The plot is launched when a aged millionaire hires Archer, through her lawyer, to find the son who left the family under unpleasant circumstances decades before. She’s dying, and wants to reconcile first. But the man Archer turns up isn’t the missing son, but a young man who looks and sounds just like him and claims to be his son, though he grew up far away and never knew his father, the missing heir. The son seems honest enough, but his story is suspicious, the criminal underground seems always to be on the edge of the picture, and there are tens of millions of dollars in inheritance at stake. Is the boy a ringer in a con years in the making?
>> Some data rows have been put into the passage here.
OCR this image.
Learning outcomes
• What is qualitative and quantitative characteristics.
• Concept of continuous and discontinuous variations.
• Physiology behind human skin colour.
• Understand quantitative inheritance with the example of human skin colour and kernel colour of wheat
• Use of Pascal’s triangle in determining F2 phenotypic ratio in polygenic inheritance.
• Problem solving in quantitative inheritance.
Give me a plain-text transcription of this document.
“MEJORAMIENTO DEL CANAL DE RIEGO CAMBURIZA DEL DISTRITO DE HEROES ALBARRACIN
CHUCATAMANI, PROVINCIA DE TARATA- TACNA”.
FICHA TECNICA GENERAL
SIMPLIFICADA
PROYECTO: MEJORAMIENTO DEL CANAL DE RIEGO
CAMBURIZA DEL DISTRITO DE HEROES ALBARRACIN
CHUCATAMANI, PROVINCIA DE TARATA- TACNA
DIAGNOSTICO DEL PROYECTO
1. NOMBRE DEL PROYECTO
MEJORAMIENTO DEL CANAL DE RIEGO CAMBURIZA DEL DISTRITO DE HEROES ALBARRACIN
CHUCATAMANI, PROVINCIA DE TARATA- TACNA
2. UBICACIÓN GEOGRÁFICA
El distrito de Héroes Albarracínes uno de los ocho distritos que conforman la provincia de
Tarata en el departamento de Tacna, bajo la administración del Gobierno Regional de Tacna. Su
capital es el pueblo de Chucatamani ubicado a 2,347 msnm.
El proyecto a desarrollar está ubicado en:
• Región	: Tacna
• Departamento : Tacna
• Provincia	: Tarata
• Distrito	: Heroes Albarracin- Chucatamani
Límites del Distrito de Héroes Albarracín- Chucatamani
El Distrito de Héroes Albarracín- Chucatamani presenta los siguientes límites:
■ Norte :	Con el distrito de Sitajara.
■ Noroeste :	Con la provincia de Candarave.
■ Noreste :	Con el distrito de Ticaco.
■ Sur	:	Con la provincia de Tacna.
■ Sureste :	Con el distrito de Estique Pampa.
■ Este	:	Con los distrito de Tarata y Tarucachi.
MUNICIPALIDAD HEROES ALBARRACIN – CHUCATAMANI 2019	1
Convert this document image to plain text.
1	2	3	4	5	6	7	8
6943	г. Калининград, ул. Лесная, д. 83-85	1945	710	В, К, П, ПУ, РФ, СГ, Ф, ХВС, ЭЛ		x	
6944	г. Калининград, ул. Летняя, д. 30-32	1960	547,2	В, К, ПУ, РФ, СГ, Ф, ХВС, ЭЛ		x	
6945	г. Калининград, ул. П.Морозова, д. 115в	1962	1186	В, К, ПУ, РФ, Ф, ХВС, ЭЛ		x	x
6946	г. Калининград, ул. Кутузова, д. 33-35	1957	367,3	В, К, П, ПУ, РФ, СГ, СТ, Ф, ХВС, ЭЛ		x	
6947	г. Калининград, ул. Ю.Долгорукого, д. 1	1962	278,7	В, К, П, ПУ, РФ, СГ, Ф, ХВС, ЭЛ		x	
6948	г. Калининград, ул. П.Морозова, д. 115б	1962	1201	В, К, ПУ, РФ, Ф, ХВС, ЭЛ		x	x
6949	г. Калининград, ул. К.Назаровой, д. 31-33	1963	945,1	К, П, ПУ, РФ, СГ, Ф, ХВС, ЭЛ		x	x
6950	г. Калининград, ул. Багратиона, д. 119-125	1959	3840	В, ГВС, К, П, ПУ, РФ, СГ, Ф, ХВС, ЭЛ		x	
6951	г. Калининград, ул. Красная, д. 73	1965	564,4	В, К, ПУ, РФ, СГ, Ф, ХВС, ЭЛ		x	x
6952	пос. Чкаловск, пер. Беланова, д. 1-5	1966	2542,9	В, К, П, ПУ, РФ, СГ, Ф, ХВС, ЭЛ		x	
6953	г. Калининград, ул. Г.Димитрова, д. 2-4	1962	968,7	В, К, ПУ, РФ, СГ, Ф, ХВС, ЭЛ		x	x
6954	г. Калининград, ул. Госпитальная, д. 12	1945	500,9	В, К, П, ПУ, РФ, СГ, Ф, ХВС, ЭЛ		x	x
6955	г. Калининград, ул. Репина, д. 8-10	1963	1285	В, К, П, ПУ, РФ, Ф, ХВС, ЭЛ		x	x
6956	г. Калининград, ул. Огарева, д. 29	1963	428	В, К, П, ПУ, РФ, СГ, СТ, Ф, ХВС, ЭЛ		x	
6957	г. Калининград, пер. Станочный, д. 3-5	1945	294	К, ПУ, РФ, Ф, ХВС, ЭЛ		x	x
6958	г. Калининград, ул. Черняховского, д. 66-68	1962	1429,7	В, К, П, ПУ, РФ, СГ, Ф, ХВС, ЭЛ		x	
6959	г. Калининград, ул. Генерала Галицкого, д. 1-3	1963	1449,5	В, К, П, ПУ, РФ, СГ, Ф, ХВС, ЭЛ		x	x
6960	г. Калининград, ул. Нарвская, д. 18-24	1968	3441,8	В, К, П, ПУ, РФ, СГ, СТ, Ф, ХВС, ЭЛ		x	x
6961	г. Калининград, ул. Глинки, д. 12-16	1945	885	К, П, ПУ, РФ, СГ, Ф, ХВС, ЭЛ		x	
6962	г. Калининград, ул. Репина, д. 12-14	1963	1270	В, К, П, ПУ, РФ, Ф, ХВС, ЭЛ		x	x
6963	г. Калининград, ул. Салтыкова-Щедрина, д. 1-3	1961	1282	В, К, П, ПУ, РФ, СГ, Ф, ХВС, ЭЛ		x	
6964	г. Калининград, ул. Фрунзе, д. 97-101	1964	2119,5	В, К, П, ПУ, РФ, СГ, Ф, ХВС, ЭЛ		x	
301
And whose are the headless bones found under a housing development on the coast of the South Bay?

The mystery seems to be resolved, and the client is satisfied. But Archer wants all the loose ends tied up. He makes an ill-advised trip to Nevada and ends up in the hospital; he spends the last half of the book making people wonder how many buses he got hit by. We’ve come a long way since the first Archer book, when he was knocked unconscious three times in 36 hours only to pop up repeatedly like an inflatable punching bag. He’s become a believable character. The tolerance for gray moral areas he picked up in the last book, The Doomsters, has stuck, too, and serves him well.

As with the previous two books in the series, I’d be happy to read this book again, just a few days after finishing it. The book’s plot is complex and ingenious, and the resolution throws a new light on everything that led up to it. And while elements of the story are grim, it’s not nihilist-bleak; it even ends, literally, on a hopeful note.